YARGITAY İKİNCİ HUKUK DAİRESİ, Esas: 2007/6809, Karar: 2008/6673
“Yabancı mahkemelerden hukuk davalarına ilişkin olarak verilmiş ve o devlet kanunlarına göre kesinleşmiş bulunan ilamların Türkiye’de icra olunabilmesi yetkili Türk mahkemesi tarafından tenfiz kararı verilmesine bağlıdır. Buna göre tenfiz kararı, ancak yabancı mahkemelerden verilen hukuk davalarına ilişkin icrai nitelikteki kesinleşmiş kararlar için sözkonusu olur. Yabancı mahkeme ilamının kesin delil veya kesin hüküm olarak kabul edilebilmesi ve yabancı ilama dayanılarak Türkiye’de idari bir işlemin yapılması ise yabancı ilamın tanınmasına bağlıdır. Davacı yabancı mahkemece verilen boşanma kararının Türkiye’de nüfusa tescil edilmesi için talepte bulunduğuna göre, istek yabancı ilamın tanınmasına ilişkindir. Delillerin bu çerçevede değerlendirilerek, ulaşılacak sonuç uyarınca bir karar verilmesi gerekir.”

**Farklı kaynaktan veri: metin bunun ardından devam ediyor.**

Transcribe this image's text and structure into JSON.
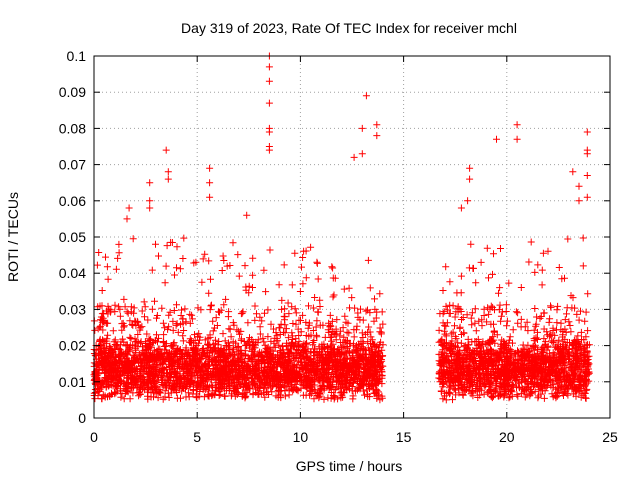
{
  "chart_data": {
    "type": "scatter",
    "title": "Day 319 of 2023, Rate Of TEC Index for receiver mchl",
    "xlabel": "GPS time / hours",
    "ylabel": "ROTI / TECUs",
    "xlim": [
      0,
      25
    ],
    "ylim": [
      0,
      0.1
    ],
    "x_ticks": [
      0,
      5,
      10,
      15,
      20,
      25
    ],
    "y_ticks": [
      0,
      0.01,
      0.02,
      0.03,
      0.04,
      0.05,
      0.06,
      0.07,
      0.08,
      0.09,
      0.1
    ],
    "grid": true,
    "marker": "+",
    "color": "#ff0000",
    "series": [
      {
        "data_segments": [
          {
            "x_start": 0.0,
            "x_end": 14.0,
            "typical_range": [
              0.005,
              0.025
            ]
          },
          {
            "x_start": 16.7,
            "x_end": 24.0,
            "typical_range": [
              0.005,
              0.025
            ]
          }
        ],
        "notable_points": [
          [
            8.5,
            0.1
          ],
          [
            8.5,
            0.097
          ],
          [
            8.5,
            0.093
          ],
          [
            8.5,
            0.087
          ],
          [
            8.5,
            0.08
          ],
          [
            8.5,
            0.079
          ],
          [
            8.5,
            0.075
          ],
          [
            8.5,
            0.074
          ],
          [
            13.2,
            0.089
          ],
          [
            13.7,
            0.081
          ],
          [
            13.7,
            0.078
          ],
          [
            13.0,
            0.08
          ],
          [
            13.0,
            0.073
          ],
          [
            12.6,
            0.072
          ],
          [
            3.5,
            0.074
          ],
          [
            3.6,
            0.068
          ],
          [
            3.6,
            0.066
          ],
          [
            5.6,
            0.069
          ],
          [
            5.6,
            0.065
          ],
          [
            5.6,
            0.061
          ],
          [
            2.7,
            0.065
          ],
          [
            2.7,
            0.06
          ],
          [
            2.7,
            0.058
          ],
          [
            1.7,
            0.058
          ],
          [
            1.6,
            0.055
          ],
          [
            20.5,
            0.081
          ],
          [
            20.5,
            0.077
          ],
          [
            19.5,
            0.077
          ],
          [
            18.2,
            0.069
          ],
          [
            18.2,
            0.066
          ],
          [
            18.1,
            0.06
          ],
          [
            17.8,
            0.058
          ],
          [
            23.9,
            0.079
          ],
          [
            23.9,
            0.074
          ],
          [
            23.9,
            0.073
          ],
          [
            23.9,
            0.067
          ],
          [
            23.9,
            0.061
          ],
          [
            23.2,
            0.068
          ],
          [
            23.5,
            0.064
          ],
          [
            23.5,
            0.06
          ],
          [
            7.4,
            0.056
          ],
          [
            10.8,
            0.043
          ]
        ]
      }
    ]
  }
}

YARGITAY İKİNCİ HUKUK DAİRESİ, Esas: 2004/3609, Karar: 2004/4423
“Tenfizi istenen Hollanda mahkemesinin boşanma kararında Türk Hukuku uygulanmış ve tarafların boşanmalarına, müşterek çocukların velayetinin annelerine verilmesine, mal paylaşımının tasfiyesine karar verilmiş ve bu karar orada kesinleşmiştir. Bu kararda; velayetleri annelerine verilen müşterek çocuklar için iştirak nafakasına hükmedilmemiş olması ve babanın çocuklarla kişisel ilişkisinin düzenlenmemesi, bu düzenlemenin çocuk koruma kurumunun tavsiyesinden sonraya bırakılması, Türk kamu düzenine açıkça aykırılık oluşturmaz. Zira, baba kişisel ilişkinin düzenlenmesini sonradan isteyebileceği gibi, sonradan da çocuklar için iştirak nafakası istenebilir. Hükmün, bu konularda eksiklik taşıması kamu düzenini zedelemez.”